When it comes to Tucker Carlson and the NSA, the burden of proof is on the accuser

Fox News’s Tucker Carlson dropped a shocking allegation this week.

He claims the National Security Agency is spying on both him and his show’s producers, and all in an effort to get the highly ranked cable news program pulled from the air.

If true, it’s a serious scandal, one that’d require serious ramifications. But that’s a big “if true.” Carlson has yet to produce evidence proving his case. All he has produced thus far is the say-so of an anonymous whistleblower.

As always, the burden of proof is on the accuser.

“Joe Biden told us recently that the single gravest terror threat this country faces is not Islamic radicalism, ISIS, or al Qaeda, as the government has told us for 20 years now,” Carlson said on his show Monday evening. “It’s not the brutal mobs of race extremists who burned and looted our cities last summer, BLM and antifa, as — if you’ve been paying attention — you’d assume it would be, of course. They’re the ones who burned the cities.”
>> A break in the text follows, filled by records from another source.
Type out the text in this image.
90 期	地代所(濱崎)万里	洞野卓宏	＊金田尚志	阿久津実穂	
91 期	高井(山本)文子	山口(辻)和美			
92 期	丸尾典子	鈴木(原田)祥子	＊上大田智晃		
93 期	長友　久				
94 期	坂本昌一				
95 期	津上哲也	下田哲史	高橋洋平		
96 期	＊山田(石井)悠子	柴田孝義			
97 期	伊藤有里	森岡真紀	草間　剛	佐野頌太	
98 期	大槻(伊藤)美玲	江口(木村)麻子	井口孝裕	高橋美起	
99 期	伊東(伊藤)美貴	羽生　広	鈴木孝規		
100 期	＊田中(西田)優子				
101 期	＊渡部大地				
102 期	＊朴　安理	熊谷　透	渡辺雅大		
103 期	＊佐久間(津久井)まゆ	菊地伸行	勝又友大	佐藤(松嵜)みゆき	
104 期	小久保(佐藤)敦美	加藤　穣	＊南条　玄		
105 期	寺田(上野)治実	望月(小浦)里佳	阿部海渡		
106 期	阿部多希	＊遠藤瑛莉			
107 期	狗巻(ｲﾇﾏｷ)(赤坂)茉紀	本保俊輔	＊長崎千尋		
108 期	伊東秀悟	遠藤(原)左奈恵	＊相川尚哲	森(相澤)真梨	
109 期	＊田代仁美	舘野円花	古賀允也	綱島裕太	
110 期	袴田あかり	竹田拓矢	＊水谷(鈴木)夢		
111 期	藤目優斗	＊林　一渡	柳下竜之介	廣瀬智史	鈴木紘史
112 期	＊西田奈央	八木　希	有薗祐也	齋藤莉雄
He added, “So why does the Biden administration persist in telling that lie?”

The answer, the Fox News host asserted, is the Biden administration is signaling “a very real change to actual federal policy.”

“The war on terror, now ongoing for 20 years, has pivoted. It’s now being waged against American citizens — opponents of the regime,” Carlson said. “We saw this on display on Jan. 6. We told you a couple of weeks ago, based on the language in publicly available indictments, that the FBI clearly had foreknowledge of the riot at the Capitol that day. The agents we spoke to this weekend confirmed that’s true.”

There’s more, he said. The government is spying on more than just protesters.

“Yesterday,” Carlson said, “we heard from a whistleblower within the U.S. government, who reached out to warn us that the NSA, the National Security Agency, is monitoring our electronic communications and is planning to leak them in an attempt take this show off the air. Now, that’s a shocking claim, and ordinarily, we’d be skeptical of it. It’s illegal for the NSA to spy on American citizens. It’s a crime. This isn’t a third-world country. Things like that shouldn’t happen here. But, unfortunately, they do — and in this case, they did.”

He added, “The whistleblower, who is in a position to know, repeated back to us information about a story we’re working on that could only have come directly from my texts and emails. There’s no other possible source for that information, period. The NSA captured it without our knowledge for political reasons. The Biden administration is spying on us. We’ve confirmed that.”

Carlson claims his team has already filed a Freedom of Information Act request asking for all information the NSA and other agencies have gathered about his show.

“We did it mostly as formality,” the anchor said. “We contacted the press office at the FBI and the NSA. We don’t expect to hear much back. Only Congress can force transparency on the intelligence agencies — and they should, immediately.”

He concluded, “Spying on opposition journalists is incompatible with democracy. If they’re doing it to us — and again, they are definitely doing it to us — they’re almost certainly doing it to others. This is scary, and we need to stop it right away.”

What more can be said at the moment? Nothing, actually.

What we do now is wait. We wait to see what happens with the FOIAs. We wait also to see if congressional inquiries turn up any proof of Carlson’s allegation. Until then, the best course of action is to hold fire. It certainly wouldn’t be surprising to learn the NSA is, in fact, spying on Carlson. It’s not as if the feds are above spying on members of the press. That said, until we have more than just an allegation, Carlson’s story should be treated exactly as that: an allegation.

In other words, no matter how plausible the story sounds, even if you want it to be true, it must be handled with skepticism until you see evidence of spying.

Remember, it “feels true” and it “rings true” are not good standards for determining a story’s authenticity. That’s how we got two years’ worth of Russian collusion stories.